Estados Unidos ha marcado un hito en su política migratoria al completar un año sin liberar a ningún inmigrante que ingresa ilegalmente por la frontera sur, una decisión anunciada por el gobierno de Donald Trump. Este enfoque ha sido elogiado por el secretario de Seguridad Nacional, Markwayne Mullin, quien afirmó que bajo el liderazgo de Trump se está logrando “la frontera más segura en la historia de Estados Unidos”.
La Patrulla Fronteriza, también conocida como CBP, ha mantenido una política de “cero liberaciones” en los últimos meses, contrastando drásticamente con la situación de abril de 2024, cuando más de 68,000 inmigrantes fueron liberados bajo la administración de Joe Biden. “Los días de captura y liberación se han terminado”, subrayó Mullin, enfatizando que se están haciendo cumplir las leyes nacionales y devolviendo a los inmigrantes a sus países de origen.
La política de “captura y liberación” ha sido tema de debate en Estados Unidos durante décadas.

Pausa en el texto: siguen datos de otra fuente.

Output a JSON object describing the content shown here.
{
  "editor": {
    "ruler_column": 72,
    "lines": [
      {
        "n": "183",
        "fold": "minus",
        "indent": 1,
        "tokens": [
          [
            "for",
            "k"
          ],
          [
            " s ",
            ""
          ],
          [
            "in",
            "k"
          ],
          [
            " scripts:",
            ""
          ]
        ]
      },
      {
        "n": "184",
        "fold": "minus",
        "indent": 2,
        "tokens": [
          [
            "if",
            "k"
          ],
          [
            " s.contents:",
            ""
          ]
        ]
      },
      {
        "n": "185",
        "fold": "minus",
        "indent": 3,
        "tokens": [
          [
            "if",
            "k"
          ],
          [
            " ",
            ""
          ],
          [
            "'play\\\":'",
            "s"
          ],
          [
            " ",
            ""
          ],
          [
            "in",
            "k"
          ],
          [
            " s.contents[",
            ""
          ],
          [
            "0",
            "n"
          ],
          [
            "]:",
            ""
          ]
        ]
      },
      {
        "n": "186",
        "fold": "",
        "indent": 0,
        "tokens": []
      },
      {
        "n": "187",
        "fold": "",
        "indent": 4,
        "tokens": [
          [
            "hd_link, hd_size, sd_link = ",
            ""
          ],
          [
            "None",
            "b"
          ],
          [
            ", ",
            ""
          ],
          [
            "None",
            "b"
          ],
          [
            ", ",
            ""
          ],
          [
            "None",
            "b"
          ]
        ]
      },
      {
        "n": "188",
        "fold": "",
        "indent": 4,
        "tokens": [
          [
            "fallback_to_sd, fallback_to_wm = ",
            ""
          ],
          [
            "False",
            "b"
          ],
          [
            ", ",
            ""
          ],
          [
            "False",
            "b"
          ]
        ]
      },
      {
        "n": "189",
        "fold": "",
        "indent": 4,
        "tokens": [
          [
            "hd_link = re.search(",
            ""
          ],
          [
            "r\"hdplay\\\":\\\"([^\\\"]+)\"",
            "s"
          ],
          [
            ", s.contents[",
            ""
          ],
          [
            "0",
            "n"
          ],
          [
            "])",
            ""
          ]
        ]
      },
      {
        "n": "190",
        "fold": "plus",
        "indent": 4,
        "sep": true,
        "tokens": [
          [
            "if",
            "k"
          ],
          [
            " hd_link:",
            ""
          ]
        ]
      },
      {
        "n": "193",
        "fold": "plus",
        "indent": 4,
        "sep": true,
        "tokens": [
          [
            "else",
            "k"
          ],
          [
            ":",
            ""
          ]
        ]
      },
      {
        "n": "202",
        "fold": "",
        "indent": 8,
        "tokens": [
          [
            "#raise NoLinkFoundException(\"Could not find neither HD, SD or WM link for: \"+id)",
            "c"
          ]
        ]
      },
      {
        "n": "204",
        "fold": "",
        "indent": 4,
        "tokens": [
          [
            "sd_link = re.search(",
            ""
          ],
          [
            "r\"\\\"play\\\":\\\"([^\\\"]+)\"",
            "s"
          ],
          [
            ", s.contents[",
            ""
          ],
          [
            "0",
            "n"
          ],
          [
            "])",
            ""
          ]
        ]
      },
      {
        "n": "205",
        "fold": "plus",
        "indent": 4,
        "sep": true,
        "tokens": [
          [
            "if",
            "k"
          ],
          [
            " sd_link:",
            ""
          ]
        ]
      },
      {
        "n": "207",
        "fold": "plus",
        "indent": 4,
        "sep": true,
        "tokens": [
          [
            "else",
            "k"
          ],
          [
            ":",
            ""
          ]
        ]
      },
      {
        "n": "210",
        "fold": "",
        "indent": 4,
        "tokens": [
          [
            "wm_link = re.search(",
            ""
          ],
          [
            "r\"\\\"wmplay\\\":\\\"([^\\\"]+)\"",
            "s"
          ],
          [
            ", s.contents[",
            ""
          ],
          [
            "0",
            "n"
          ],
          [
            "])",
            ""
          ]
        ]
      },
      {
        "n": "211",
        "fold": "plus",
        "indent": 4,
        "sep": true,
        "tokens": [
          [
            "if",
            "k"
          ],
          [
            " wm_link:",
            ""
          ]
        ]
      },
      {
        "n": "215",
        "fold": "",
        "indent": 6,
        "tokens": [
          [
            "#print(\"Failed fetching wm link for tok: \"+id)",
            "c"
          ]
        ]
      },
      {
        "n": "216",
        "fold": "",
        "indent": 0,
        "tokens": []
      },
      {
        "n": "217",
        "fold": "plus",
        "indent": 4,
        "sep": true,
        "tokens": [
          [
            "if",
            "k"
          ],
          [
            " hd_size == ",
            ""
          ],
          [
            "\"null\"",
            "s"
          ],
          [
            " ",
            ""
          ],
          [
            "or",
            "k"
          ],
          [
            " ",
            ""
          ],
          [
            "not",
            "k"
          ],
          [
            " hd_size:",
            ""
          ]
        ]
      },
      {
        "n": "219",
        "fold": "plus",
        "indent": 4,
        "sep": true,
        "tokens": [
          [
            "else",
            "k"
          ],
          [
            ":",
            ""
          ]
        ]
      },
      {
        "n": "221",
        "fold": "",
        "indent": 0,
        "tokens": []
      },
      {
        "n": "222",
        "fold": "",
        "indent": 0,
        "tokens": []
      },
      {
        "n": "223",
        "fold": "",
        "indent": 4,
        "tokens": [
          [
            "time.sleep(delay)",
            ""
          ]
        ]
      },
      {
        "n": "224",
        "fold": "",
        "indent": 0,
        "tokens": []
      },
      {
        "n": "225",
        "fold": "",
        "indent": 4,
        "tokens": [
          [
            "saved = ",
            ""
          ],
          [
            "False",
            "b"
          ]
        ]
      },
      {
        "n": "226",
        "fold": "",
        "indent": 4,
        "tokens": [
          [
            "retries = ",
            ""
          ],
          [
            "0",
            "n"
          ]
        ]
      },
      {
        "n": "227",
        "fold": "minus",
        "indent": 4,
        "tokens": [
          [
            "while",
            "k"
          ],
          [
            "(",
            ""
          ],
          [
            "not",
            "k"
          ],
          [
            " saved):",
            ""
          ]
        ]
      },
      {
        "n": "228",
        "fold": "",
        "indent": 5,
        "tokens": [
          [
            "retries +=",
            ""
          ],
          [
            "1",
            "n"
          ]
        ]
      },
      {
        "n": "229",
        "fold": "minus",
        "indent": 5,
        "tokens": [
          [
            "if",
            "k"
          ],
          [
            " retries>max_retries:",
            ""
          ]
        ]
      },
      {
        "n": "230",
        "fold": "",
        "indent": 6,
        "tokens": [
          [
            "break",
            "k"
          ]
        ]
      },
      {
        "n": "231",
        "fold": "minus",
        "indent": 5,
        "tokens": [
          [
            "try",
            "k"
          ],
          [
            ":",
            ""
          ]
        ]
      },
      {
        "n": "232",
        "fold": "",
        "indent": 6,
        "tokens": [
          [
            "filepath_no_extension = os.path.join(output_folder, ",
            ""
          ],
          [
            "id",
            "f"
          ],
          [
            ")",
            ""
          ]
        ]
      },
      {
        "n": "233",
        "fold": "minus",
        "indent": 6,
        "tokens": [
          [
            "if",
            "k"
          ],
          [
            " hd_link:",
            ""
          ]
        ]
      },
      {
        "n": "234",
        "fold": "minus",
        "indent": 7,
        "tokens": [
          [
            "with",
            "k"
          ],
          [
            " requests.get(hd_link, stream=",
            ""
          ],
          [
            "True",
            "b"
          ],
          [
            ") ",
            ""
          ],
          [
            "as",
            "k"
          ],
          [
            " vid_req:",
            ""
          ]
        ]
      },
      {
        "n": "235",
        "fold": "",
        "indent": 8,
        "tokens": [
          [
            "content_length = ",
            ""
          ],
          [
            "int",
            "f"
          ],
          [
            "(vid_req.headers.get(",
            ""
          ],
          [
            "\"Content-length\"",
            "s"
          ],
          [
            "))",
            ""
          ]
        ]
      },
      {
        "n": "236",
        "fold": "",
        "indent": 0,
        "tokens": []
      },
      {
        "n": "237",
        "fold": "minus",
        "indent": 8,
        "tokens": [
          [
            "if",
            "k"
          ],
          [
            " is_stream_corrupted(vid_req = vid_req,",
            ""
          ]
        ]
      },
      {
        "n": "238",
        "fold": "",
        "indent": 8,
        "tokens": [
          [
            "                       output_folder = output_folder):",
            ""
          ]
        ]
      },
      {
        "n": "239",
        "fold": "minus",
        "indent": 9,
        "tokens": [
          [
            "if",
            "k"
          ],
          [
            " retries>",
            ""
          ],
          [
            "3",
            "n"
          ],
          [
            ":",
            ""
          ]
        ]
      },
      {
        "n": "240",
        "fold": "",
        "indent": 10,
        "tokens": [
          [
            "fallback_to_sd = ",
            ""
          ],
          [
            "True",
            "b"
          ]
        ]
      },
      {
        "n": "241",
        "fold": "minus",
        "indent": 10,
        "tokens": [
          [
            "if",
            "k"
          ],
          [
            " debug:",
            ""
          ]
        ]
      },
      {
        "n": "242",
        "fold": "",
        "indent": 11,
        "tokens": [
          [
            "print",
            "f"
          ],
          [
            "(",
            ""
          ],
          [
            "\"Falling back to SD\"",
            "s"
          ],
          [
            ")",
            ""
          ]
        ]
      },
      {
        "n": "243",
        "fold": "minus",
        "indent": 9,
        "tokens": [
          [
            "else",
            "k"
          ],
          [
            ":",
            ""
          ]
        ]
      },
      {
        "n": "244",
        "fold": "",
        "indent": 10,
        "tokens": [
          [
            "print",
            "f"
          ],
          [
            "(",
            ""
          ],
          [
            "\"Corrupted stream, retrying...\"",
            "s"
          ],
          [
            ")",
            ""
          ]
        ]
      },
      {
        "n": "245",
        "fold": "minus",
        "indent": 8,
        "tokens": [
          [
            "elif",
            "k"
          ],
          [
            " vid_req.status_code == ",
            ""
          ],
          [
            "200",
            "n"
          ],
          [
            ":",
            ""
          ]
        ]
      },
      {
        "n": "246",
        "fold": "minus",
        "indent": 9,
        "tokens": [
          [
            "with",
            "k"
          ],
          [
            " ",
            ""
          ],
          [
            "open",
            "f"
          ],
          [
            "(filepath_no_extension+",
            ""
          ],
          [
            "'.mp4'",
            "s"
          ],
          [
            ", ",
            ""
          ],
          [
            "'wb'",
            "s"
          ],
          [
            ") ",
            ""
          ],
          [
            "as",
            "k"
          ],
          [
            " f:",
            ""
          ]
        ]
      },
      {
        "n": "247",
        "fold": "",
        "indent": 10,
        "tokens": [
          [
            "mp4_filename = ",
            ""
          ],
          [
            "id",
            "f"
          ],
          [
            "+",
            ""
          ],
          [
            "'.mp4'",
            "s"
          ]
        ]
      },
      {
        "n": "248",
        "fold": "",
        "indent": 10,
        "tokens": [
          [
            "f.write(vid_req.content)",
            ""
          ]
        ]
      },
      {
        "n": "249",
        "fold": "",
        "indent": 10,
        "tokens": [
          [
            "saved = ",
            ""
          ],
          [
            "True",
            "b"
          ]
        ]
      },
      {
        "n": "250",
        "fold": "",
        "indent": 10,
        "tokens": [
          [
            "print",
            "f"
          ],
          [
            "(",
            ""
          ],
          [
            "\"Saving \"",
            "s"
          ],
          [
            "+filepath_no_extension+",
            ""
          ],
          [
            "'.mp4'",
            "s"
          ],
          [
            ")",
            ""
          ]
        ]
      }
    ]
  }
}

Este método permitía a los inmigrantes que ingresaban sin permiso solicitar asilo, lo que complicaba aún más la situación. Aquellos que eran atrapados a menudo eran liberados debido a la falta de espacio en los centros de detención o si eran menores de edad.
Durante el primer mandato de Trump, se eliminó la posibilidad de pedir asilo de inmediato, lo cual fue parte de una intensa batalla legal. Se implementaron medidas controvertidas, como la separación de familias. En contraste, Biden reinstauró la política que permitía la liberación de indocumentados que eran interceptados, siempre bajo una citación para presentarse ante un tribunal de migración.
Los críticos de esta segunda política advirtieron sobre un aumento en el ingreso de inmigrantes indocumentados y los retrasos en los tribunales, una preocupación que se convirtió en un argumento central durante la campaña electoral de Trump, ayudando a su regreso a la Casa Blanca.
Cifras del Departamento de Seguridad Nacional reflejan que las detenciones en la frontera sur fueron un 94% inferiores al promedio mensual registrado durante el mandato de Biden, con un promedio de 298 personas detenidas por día en abril. Las políticas migratorias de Trump continúan enfrentando cuestionamientos legales; la Corte Suprema dictó en 2018 que el gobierno tenía la potestad de efectuar expulsiones rápidas. Sin embargo, dos años después, el tribunal permitió a la administración de Biden eliminar el programa “Quédate en México”, que exigía a los solicitantes de asilo permanecer en el país vecino mientras esperaban la resolución de sus casos.
Este desarrollo marca un cambio significativo en la forma en que Estados Unidos aborda la inmigración y refleja el clima político y social en constante evolución en torno a esta problemática crítica.